While it can be argued that this is a waste of time and we should focus on one strategy, this is a great experiment to find out which one prevails - with the added advantage that the reduction of tech dept and the corresponding improvements in performance, security and comfort will reach the customer earlier, even if the whole path takes longer, which allows us to refine our stories on the way.

 

The boy scout approach is really useful in every day life. Basically everytime we touch an older file we also make sure to create a PR that makes sure it's PEP8. We basically have been doing the same thing. It takes longer overall but it continuously improves the application with less risk of a massive all-in-one rewrite.

 

When inheriting a code base, the boy scout approach is also a good way to ensure you'll work your way into the code and really make it yours.

 

Since tech debt is very difficult to avoid, our team found that it is important to document every cut corner and every tetris block that does not quite fit. We do that in our issue tracking software. So technical debt is documented in issues/tasks/workitems that are labeled "tech debt" so it becomes visible for us and the business end of the application.

Tetris ref: twitter.com/richrogersiot/status/7...

 

This is a great approach! We try to do the same but it's hard to stick with it.

 

There's two kinds of technical debt. Internal and external.

Internal technical debt is created by the team. For all the excuses we're all familiar with: deadlines, expediency, pressure, rushed, mistakes. The book Clean Code by Robert Martin discusses in depth on how to avoid and correct that kind of technical debt. And paints a clear picture of exactly who to blame: us, the developers.

One of my former bosses had a quote that I love, “If you don’t have the time to do it right, when will you find the time to do it over?” The quote is associated with various people (even though the quote existed before they were born), I'm not sure who deserves attribution.

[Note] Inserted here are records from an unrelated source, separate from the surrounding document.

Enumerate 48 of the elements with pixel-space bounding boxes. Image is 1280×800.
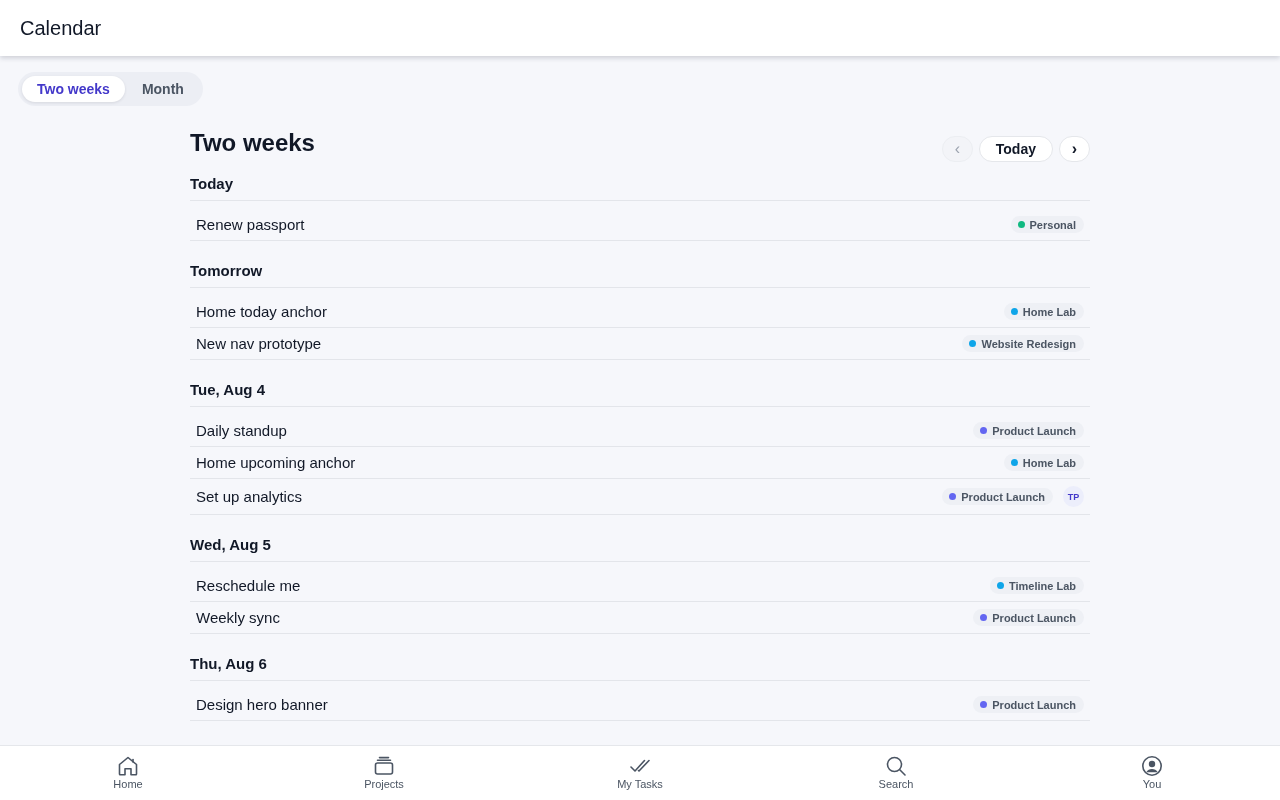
task-row[interactable]: Home today anchor Home Lab [190,288,1090,328]
task-row[interactable]: New nav prototype Website Redesign [190,328,1090,360]
task-title: Home today anchor [196,303,327,320]
nav-tab[interactable]: Search [870,753,922,793]
day-heading: Today [190,174,1090,201]
project-name: Personal [1029,218,1076,231]
task-title: Home upcoming anchor [196,454,356,471]
nav-tab[interactable]: Home [105,753,151,793]
task-row[interactable]: Design hero banner Product Launch [190,681,1090,721]
nav-tab[interactable]: You [1134,753,1170,793]
search-icon [886,755,906,776]
task-title: Daily standup [196,422,287,439]
project-name: Home Lab [1022,305,1076,318]
project-name: Product Launch [961,490,1045,503]
home-icon [118,755,138,776]
task-title: Design hero banner [196,696,328,713]
page-title: Calendar [20,16,102,41]
task-row[interactable]: Home upcoming anchor Home Lab [190,447,1090,479]
view-tab[interactable]: Month [126,76,199,102]
nav-tab[interactable]: Projects [356,753,412,793]
day-heading: Tue, Aug 4 [190,380,1090,407]
user-circle-icon [1142,755,1162,776]
project-name: Product Launch [992,424,1076,437]
task-title: Renew passport [196,216,305,233]
task-row[interactable]: Daily standup Product Launch [190,407,1090,447]
project-name: Product Launch [992,611,1076,624]
view-tab[interactable]: Two weeks [22,76,125,102]
day-heading: Tomorrow [190,261,1090,288]
task-row[interactable]: Reschedule me Timeline Lab [190,562,1090,602]
stacked-cards-icon [374,755,394,776]
nav-tab[interactable]: My Tasks [609,753,671,793]
day-heading: Thu, Aug 6 [190,654,1090,681]
assignee-avatar: TP [1063,486,1084,507]
today-button[interactable]: Today [978,136,1053,162]
task-row[interactable]: Weekly sync Product Launch [190,602,1090,634]
task-title: Set up analytics [196,488,302,505]
project-name: Timeline Lab [1008,579,1076,592]
project-name: Website Redesign [981,337,1076,350]
next-button[interactable]: › [1059,136,1090,162]
day-heading: Wed, Aug 5 [190,535,1090,562]
project-name: Home Lab [1022,456,1076,469]
task-row[interactable]: Set up analytics Product Launch TP [190,479,1090,515]
task-title: Weekly sync [196,609,280,626]
task-title: Reschedule me [196,577,301,594]
task-title: New nav prototype [196,335,322,352]
section-title: Two weeks [190,128,315,158]
project-name: Product Launch [992,698,1076,711]
task-row[interactable]: Renew passport Personal [190,201,1090,241]
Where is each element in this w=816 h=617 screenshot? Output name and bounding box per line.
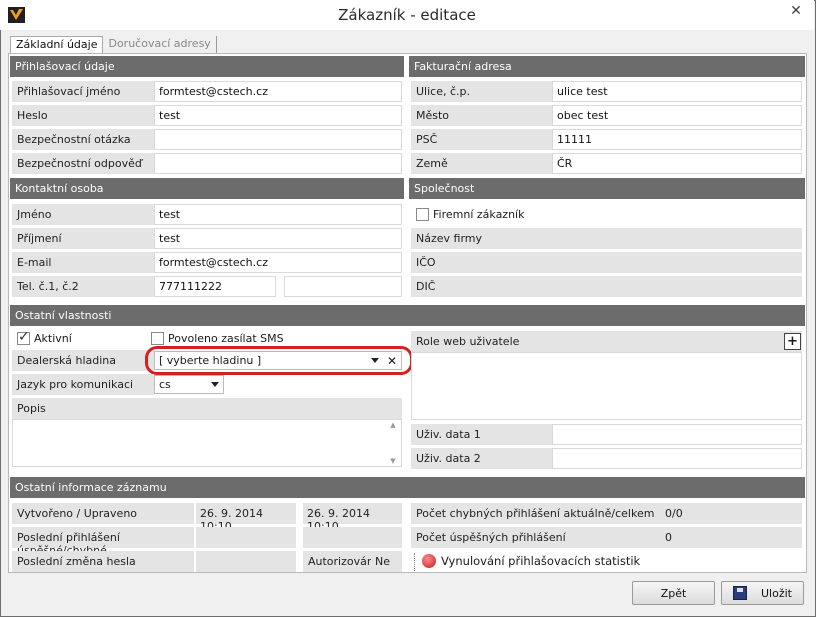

External technical debt is inflicted upon the application by forces outside of the team's control. Browsers change. C++98 evolves into C++17. Windows 7 evolves into Windows 10. Mac OS 9 becomes Mac OS X. Objective-C gives way to Swift. Best practices in UI of 1995 is clunky by best practices in UI of 2017.

All the points that Adam made apply to both kinds of technical debt. Clean Code can help reduce internal technical debt, and help prevent future debt.

Some may be tempted to say "Hey, I have a great idea! Let's start over! Then we won't have all this terrible technical debt baggage!" I'm vastly more in favor of the "work with what you have; renew, renovate, and refactor from within incrementally" approach. The kind that Adam outlined.

The "big do over" is appealing and tempting, but it is super-risky and expensive. It can work out successfully (I have seen it happen), but it is more likely to go sour (I have seen that happen, too).